Like other artificial lures, the plastic worm comes in many shapes and in many different colors. With this in mind, this page will discuss the three most important things to consider for a standard rubber worm rig which include the sinker, hook, and worm.
The sinker or weight can be optional, however, keep in mind the weight of the rubber worm may not be enough for efficient casting. If the worm is of sufficient size and the fishing intent is to allow the worm to float or to sink very slowly, leave the sinker off. In most cases however, a sinker is used. The bullet sinker is the first choice of most anglers. The design of the bullet sinker means it is less likely to become snagged when fishing around structure. Also, its design allows the sinker to slide up and down the line easily which means a big bass may not feel the weight of the sinker until it is too late.

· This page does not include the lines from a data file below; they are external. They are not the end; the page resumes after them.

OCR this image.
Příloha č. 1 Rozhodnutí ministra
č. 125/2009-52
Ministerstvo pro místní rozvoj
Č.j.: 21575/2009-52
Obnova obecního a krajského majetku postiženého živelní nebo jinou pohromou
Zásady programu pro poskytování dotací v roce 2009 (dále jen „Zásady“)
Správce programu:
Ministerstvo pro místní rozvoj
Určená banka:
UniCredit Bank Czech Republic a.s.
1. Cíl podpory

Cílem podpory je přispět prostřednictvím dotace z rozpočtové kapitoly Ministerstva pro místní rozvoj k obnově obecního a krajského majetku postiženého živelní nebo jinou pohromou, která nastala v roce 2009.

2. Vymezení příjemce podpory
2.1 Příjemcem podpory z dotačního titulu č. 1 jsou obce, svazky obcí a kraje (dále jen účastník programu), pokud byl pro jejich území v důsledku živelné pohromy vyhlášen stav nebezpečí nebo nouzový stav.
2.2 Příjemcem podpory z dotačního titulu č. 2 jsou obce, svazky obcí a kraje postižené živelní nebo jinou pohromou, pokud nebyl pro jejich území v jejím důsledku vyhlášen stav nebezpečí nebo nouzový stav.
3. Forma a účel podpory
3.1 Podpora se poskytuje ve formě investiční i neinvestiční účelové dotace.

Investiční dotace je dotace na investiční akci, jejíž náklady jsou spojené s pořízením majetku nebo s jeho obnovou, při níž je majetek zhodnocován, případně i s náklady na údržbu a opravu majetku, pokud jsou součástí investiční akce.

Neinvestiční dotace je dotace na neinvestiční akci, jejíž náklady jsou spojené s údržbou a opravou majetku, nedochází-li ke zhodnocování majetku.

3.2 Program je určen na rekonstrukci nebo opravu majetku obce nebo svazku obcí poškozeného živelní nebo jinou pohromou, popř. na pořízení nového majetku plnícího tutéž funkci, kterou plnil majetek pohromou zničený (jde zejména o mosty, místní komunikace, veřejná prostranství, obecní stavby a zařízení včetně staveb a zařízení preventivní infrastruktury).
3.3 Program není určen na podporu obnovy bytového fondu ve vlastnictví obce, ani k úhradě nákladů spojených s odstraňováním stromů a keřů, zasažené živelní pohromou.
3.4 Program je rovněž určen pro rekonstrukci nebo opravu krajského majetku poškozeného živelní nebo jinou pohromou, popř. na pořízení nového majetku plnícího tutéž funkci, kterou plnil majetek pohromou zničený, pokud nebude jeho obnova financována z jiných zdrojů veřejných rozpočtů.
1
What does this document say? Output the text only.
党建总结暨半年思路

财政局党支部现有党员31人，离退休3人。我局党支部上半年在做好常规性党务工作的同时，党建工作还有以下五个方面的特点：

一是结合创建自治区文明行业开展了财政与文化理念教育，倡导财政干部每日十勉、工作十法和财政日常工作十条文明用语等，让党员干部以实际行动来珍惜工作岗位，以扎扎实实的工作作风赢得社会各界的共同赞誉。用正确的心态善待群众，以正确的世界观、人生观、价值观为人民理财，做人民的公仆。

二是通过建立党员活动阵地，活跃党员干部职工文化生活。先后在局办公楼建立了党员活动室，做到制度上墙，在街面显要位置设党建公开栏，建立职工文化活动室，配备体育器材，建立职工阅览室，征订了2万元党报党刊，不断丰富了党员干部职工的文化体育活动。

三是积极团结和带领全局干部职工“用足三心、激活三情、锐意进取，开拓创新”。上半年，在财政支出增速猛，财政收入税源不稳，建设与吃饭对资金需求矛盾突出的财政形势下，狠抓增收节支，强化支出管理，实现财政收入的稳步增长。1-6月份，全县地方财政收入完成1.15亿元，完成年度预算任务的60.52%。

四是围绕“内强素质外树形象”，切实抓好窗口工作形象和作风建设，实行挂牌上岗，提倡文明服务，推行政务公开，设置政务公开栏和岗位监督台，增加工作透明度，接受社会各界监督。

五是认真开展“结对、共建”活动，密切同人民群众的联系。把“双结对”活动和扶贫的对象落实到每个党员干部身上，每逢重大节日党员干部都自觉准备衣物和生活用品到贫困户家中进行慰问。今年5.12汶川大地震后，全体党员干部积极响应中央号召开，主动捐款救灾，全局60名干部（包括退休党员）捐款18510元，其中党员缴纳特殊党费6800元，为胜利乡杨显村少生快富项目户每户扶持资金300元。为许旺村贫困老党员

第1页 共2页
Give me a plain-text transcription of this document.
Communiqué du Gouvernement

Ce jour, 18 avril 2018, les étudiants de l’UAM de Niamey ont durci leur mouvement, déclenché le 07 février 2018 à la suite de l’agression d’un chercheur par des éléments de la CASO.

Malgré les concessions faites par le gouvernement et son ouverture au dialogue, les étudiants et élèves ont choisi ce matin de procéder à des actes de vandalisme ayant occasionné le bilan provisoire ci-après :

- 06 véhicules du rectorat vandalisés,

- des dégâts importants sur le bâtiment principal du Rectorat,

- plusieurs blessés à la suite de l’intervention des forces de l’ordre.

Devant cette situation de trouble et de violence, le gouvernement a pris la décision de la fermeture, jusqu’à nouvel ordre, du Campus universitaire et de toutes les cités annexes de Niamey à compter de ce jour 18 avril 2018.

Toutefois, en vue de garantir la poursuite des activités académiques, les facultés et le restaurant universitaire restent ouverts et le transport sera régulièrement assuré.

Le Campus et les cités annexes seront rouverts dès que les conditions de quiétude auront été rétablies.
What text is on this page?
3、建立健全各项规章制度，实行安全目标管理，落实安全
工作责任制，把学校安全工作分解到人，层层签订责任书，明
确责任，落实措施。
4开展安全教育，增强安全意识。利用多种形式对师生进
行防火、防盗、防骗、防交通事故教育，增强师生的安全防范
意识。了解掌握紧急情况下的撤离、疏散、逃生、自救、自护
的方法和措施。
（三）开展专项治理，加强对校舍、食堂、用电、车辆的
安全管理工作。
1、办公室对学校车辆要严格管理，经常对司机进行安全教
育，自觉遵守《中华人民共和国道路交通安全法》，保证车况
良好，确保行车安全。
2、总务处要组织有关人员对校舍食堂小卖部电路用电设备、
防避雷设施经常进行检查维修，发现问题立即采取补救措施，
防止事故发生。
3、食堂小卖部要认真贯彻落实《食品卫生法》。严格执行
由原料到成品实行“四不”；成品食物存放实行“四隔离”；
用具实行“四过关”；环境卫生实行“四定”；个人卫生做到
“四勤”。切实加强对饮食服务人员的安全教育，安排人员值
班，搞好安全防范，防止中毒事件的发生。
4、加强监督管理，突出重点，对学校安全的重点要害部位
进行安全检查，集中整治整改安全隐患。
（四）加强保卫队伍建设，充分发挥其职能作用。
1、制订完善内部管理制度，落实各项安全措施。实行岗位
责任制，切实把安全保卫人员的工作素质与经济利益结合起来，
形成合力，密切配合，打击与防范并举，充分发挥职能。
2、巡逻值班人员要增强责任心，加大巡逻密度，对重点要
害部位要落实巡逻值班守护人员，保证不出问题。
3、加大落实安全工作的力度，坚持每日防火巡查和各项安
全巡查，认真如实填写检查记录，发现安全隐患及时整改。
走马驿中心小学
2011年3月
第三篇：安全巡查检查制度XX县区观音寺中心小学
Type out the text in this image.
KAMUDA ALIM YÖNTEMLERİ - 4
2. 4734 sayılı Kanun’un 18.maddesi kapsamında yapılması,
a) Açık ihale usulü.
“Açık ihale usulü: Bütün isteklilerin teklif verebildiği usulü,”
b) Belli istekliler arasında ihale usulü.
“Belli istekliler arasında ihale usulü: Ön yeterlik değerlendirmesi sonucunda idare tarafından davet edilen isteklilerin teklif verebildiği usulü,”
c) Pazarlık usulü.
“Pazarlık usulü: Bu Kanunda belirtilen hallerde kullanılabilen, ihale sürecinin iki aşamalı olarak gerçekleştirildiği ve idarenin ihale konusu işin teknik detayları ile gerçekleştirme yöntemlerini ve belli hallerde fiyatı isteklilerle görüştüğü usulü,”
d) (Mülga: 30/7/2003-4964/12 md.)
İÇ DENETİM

There are times, however, when the sinker may need to be pegged to keep it from sliding. For example, if an angler is trying to get a plastic worm down through a layer of surface floating vegetation, the bullet sinker may go down through the vegetation and slide on the fish line but not pull the worm down with it. Before the next try, simply slide the sinker down onto the eye of the hook and peg the sinker with a toothpick to prevent the sinker from moving.
The most common weight sizes for bullet sinkers are between 1/16 of ounce to 3/4 of ounce. How fast and deep the angler wants the worm to sink will often determine how heavy the sinker should be. The main idea is to have the rubber worm look as natural as possible when moving in the water.
The next thing to consider is the hook. Any type of straight shank hook 3/0 or so can work, but hook manufactures have modified this hook style to increase the chances of a catch when using a rubber worm. Because the hook is run through the head of the worm and then turned so the barb is embedded into the worm’s body, modifications include angling the hook’s shank so the hook aligns with the worm better providing a more natural motion. Other modifications add shank barbs or keeper pens that prevent the worm from sliding down the hook shank after repeated casting, or the blending of lead weight onto the hook shank to improve vertical drop fishing. We suggest trying a few different styles of worm hooks to get the feel for the one you like best.
Keep in mind, it is true that by embedding the hook barb into the body of the worm, the rig becomes somewhat snagless. It is also true that the hook is harder to set into the fish’s jaw, mainly because the hook tip and barb must travel through the worm’s body to reach the jaw. This means setting the hook hard. Keep the rod tip up almost vertical. When the fish picks up the worm, take out any slack in the line while dropping the rod tip to point at the fish and set the hook.
A heavy action 7 foot rod is often the choice of many anglers for this purpose because the longer heavy action of the rod provides more force through the line to the hook. Using 12 to 17 pound test line, many anglers when initially rigging the worm, will run the hook tip entirely through the worm’s body, then reset the hook tip back into the worm’s body so the tip is hidden. This often makes the hook setting action a little smoother. However, this may also cause the lure to snag a little easier because after repeated casting, the hook’s tip may penetrate just outside the worms body. Just keep an eye on the hook and reset it into the worm’s body when needed.
Another option for hooks is the weedless hook with its protective wire arms and barbed shank. Simply run the hook through the head of the rubber worm, leaving the hook tip on the exterior of the worm. Reset the protective wire arms to make the lure snagless, add a sinker if desired and go to fishing. This rig is more like a standard lure when it comes to setting the hook. This is a good set up for young anglers when learning to fish using a plastic worm.
Lastly, consider the rubber worm itself. Any quality name brand plastic worm will catch fish if presented correctly. The worm should feel life-like and have a natural motion when being fished. Sizes vary with the most common being between 6 to 7 ½ inches but range up to 10 inches. Color is important, generally dark colors such as black, purple, along with varieties browns, and reds, are effective. By adding in a metal flake, a balanced two tone, or infused scent the rubber worm can become more enticing.